After being set 269 to win from 74 overs by Boland captain Louis Koen, Eastern Province looked to have paced their run-chase beautifully. An opening stand of 102 between captain Carl Bradfield and Umar Abrahams was the perfect platform, and it was only when Bradfield was trapped leg-before by Neil Carter, for 85, by one that just cut back at the left-hander, that the momentum briefly turned Boland's way.
With the experienced Dave Callaghan at the crease and alongside him Robin Peterson, EP needed nine runs off the final over bowled by Bradley Player and had the fire-power to do it. Player must take enormous credit for a disciplined over under great pressure, his task helped by all nine outfielders taking up their positions on the boundary edge.
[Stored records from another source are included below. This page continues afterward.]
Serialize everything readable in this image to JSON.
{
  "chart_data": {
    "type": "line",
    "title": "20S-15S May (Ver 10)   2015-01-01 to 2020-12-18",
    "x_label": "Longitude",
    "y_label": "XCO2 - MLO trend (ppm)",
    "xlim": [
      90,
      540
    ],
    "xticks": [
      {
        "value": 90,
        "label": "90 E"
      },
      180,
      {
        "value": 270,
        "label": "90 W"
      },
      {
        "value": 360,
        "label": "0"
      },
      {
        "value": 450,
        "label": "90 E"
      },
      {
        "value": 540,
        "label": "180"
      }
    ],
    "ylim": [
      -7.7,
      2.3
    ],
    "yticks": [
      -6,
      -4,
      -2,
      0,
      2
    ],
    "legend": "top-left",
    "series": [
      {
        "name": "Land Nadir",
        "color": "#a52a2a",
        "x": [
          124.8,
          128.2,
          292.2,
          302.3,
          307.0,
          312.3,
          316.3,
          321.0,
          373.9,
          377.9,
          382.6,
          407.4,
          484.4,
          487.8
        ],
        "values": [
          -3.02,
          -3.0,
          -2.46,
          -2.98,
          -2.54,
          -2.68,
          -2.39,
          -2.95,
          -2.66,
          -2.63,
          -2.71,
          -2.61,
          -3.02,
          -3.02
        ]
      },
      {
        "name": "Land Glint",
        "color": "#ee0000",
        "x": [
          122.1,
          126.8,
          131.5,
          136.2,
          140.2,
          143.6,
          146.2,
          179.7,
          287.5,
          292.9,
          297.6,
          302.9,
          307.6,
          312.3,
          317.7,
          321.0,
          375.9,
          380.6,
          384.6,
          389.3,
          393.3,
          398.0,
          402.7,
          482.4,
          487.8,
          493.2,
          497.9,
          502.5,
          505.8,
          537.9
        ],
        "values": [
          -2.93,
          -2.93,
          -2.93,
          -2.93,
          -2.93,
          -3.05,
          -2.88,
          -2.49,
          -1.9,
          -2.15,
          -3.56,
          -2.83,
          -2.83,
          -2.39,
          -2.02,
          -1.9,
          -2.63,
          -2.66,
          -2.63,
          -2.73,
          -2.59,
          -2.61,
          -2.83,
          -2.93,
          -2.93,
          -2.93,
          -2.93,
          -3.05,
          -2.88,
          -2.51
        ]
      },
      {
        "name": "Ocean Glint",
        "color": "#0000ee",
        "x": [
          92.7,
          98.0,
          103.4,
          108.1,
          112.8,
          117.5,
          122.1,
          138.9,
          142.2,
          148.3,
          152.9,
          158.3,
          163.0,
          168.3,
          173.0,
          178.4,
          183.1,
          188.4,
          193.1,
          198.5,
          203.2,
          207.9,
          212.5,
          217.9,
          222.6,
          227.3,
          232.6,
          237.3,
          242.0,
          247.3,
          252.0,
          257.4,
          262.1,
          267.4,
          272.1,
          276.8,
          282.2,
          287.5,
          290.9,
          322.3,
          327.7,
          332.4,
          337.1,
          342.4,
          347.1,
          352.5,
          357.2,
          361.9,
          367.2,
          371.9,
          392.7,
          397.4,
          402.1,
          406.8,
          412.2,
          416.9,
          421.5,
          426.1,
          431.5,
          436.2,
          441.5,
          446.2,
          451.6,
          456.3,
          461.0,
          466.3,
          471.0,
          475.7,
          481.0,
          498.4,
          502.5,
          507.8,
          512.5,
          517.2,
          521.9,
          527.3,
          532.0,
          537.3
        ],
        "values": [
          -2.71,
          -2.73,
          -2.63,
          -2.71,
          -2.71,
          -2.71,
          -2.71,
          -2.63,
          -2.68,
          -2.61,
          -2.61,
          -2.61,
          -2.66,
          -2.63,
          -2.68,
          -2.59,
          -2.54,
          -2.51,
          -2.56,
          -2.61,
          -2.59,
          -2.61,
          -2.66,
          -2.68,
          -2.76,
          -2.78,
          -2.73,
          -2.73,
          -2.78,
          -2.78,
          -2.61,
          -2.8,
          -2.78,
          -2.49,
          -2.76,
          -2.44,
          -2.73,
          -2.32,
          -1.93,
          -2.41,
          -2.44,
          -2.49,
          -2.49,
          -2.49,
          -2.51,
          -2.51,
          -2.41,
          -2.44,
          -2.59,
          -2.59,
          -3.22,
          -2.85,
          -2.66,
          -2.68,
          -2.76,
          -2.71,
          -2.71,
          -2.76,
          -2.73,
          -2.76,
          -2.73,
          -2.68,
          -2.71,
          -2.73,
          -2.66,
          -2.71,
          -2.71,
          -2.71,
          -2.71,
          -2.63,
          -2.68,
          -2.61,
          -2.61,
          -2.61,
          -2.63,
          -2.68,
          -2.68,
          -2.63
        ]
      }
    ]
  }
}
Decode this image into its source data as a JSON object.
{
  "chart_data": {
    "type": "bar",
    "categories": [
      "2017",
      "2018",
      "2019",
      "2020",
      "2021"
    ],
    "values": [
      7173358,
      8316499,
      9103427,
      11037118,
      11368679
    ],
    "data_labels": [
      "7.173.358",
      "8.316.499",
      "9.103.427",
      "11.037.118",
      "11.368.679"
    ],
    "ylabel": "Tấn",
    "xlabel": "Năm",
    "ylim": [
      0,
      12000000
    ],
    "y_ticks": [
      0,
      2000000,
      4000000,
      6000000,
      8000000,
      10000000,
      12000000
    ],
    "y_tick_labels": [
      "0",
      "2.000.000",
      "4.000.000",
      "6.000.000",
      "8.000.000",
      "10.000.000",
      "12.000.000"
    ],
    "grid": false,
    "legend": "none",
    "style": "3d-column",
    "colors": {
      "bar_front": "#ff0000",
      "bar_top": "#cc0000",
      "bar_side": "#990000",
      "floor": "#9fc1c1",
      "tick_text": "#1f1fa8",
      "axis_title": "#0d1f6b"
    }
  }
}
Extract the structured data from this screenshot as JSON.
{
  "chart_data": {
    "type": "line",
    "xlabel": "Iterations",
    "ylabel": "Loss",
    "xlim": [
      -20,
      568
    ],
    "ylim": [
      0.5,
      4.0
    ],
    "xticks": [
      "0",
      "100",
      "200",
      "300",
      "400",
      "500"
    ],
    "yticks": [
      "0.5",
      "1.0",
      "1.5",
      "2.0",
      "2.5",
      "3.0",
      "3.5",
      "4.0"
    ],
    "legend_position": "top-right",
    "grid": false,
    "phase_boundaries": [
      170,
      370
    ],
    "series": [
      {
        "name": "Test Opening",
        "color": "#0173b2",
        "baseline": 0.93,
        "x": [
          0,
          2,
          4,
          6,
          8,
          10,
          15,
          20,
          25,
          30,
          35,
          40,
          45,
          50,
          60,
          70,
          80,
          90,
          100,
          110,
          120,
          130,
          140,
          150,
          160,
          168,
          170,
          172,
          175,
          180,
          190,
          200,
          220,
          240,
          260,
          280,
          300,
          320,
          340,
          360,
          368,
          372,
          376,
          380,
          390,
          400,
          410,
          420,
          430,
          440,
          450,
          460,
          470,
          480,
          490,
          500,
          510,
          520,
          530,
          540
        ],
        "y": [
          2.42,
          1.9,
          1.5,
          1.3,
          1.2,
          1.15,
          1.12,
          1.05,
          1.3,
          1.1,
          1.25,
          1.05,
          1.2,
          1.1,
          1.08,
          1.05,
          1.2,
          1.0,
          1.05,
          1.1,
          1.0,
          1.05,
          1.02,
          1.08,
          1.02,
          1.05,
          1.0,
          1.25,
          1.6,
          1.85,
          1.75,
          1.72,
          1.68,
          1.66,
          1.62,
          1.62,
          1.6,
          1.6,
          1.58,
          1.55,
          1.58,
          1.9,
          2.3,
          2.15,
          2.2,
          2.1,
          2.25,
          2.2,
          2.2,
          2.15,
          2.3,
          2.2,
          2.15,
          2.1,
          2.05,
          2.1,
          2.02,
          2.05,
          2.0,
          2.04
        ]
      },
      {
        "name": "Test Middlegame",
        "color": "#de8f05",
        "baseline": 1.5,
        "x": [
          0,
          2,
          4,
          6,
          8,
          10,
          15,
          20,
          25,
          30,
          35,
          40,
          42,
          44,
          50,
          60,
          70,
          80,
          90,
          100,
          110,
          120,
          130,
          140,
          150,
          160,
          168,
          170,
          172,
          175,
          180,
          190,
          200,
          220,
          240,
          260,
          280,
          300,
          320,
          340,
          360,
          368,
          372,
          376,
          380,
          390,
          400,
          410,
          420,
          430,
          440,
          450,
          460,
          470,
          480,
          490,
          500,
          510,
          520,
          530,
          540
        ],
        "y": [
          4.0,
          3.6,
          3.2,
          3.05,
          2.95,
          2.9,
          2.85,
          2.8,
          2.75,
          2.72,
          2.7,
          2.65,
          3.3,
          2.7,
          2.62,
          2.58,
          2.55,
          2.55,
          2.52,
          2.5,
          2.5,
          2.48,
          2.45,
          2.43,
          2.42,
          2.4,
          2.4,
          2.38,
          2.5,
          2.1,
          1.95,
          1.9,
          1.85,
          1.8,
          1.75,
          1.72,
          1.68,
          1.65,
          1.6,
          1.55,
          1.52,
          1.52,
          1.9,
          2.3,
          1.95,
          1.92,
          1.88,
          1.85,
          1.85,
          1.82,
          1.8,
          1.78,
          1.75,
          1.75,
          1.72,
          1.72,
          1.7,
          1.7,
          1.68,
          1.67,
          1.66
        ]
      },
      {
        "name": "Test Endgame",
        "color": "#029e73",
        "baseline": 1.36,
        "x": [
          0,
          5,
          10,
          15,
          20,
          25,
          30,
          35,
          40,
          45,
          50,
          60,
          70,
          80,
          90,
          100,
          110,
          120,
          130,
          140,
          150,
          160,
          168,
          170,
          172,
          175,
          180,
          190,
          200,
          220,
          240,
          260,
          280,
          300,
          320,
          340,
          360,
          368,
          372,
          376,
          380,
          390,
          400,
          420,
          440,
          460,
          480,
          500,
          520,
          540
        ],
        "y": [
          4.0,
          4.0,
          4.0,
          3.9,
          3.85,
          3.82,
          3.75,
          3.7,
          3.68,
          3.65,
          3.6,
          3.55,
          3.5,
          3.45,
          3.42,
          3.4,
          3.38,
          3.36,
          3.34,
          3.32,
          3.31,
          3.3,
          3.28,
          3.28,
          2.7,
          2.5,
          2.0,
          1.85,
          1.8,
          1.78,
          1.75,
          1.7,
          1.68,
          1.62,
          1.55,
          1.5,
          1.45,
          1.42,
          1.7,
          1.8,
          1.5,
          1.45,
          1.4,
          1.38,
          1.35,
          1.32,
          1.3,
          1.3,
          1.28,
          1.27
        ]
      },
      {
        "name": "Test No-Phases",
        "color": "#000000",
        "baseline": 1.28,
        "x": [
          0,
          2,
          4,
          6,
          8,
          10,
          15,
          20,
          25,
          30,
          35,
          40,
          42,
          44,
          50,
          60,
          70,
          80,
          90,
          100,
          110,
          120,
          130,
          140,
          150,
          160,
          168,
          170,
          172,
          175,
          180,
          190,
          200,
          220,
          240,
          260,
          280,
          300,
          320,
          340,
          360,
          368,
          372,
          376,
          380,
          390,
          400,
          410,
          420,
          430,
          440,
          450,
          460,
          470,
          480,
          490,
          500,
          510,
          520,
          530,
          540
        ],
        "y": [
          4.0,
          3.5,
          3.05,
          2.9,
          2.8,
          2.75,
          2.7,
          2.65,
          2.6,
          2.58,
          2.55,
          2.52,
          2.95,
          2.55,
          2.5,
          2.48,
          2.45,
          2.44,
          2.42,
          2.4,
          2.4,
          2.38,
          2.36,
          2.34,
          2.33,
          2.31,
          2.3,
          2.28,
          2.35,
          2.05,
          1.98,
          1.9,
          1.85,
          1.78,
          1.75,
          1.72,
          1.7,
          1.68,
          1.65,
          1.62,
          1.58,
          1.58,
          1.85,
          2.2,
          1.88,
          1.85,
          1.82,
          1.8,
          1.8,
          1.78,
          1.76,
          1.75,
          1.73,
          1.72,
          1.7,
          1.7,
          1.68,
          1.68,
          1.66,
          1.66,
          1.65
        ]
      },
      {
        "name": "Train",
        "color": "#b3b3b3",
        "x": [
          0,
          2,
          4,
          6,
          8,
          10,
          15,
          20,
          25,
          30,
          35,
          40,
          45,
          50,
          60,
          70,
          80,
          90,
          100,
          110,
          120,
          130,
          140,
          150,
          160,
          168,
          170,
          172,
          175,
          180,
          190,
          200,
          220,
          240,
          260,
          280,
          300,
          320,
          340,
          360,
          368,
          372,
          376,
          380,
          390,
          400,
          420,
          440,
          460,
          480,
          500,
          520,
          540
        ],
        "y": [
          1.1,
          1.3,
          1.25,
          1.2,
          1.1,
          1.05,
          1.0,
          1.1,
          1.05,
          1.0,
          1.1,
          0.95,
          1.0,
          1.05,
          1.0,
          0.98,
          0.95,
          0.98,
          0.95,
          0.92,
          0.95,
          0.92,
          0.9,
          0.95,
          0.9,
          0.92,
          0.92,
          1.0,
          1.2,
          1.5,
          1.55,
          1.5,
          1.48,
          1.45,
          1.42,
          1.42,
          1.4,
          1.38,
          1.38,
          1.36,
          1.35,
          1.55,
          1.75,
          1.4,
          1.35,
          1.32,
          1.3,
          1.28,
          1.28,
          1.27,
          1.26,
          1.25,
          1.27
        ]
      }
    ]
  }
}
In fact, with four needed off the final delivery, wicket-keeper Steve Palframan wanted to join them as well, but umpire Barry Lambson ordered him back into a 'regulation wicket-keeping position'. Any debate about the interpretation of the laws was nullified by Peterson's inability to send the ball over the ropes and the game was drawn, EP falling three runs short of their target.
That they had to chase any kind of challenging total at all was largely the result of a wonderful maiden first-class century for the latest call-up to the South African one-day squad, Justin Ontong. Resuming on 81 overnight, the 21 year-old worked his way through what he readily admitted afterwards were 'the nervous nineties' to reach the landmark, eventually finishing undefeated on 131 as Boland declared their innings closed on 360-9.
"I went to bed early and just thought about those nineteen runs I had to score", Ontong said. "But I slept pretty well. I've been dreaming about this first-class hundred for so long now. It's now my second season and the only thing I said to myself was 'just be patient - it's going to come. Don't push yourself."